Seun Adigun, the 31-year-old who competed in the London 2012 Olympics as a track and field athlete, started the Nigerian bobsled team in 2016 with the help of GoFundMe. In the description of the online fundraising page where 474 people helped her raise $75,000 at press time, Adigun referred to herself as a God-fearing woman.
"I am not a believer of 'coincidence' – rather a God-fearing woman who understands that blessings are bestowed upon us when we maximize opportunities and operate with a selfless heart," Adigun wrote. "My name is Seun Adigun, and I am the driver of the aspirant 2018 Winter Olympic Nigerian Women's Bobsled Team."

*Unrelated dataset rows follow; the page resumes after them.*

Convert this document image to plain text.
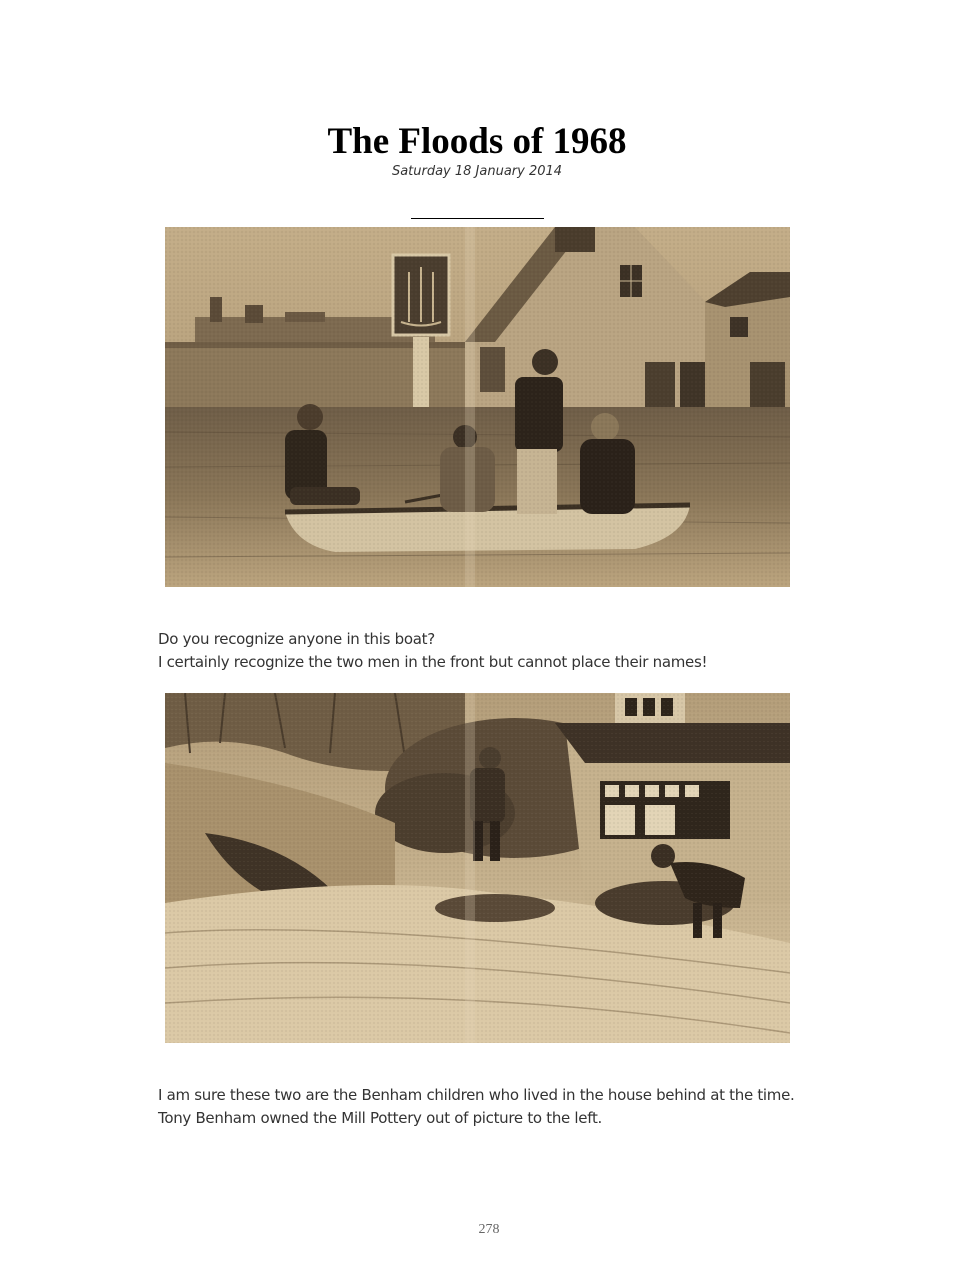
The Floods of 1968
Saturday 18 January 2014
Do you recognize anyone in this boat?
I certainly recognize the two men in the front but cannot place their names!
I am sure these two are the Benham children who lived in the house behind at the time.
Tony Benham owned the Mill Pottery out of picture to the left.
278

During the process of the Nigeria team — consisting of Ngozi Onwumere, Akuoma Omeoga and skeleton racer Simidele Adeagbo — qualifying for the Olympics, Adigun continued to glorify God for the opportunity.
"With the world watching, I give praise to the most high and put [Nigeria] on my back. No one said this road would be easy, and God knows it's NOT, but I will #StayHumble & #StayHungry," she wrote on Instagram in November. "Thank you for your prayers. Thank you for your love."
The women's Bobsled competition will begin on Feb. 21. Simidele Adeagbo, a Christian who strengthened her relationship with Jesus Christ at the University of Kentucky, said she always wanted to be in the Olympics and felt God inspired her to do just that in 2015.
"In December of 2015 I read an article about the Nigerian women's bobsled team," the skeleton racer told Baptist Press. "And when I read that article, I felt like ... God was almost telling me, 'This is your chance.'"
Adigun has been vocal about her faith on her journey to the Olympics. When speaking to TMC News late last month, Adigun named faith and selflessness as important elements that helped her succeed.
The Olympic athlete said she believed God's will has allowed her to progress in her career.
"When you ride on faith, you're able to live in that element of selflessness. You're able to live in that moment of fearlessness," she said. "I don't attribute any type of individual success to myself, but more so to God's will to put me in places to allow things to flourish or opportunities to present themselves."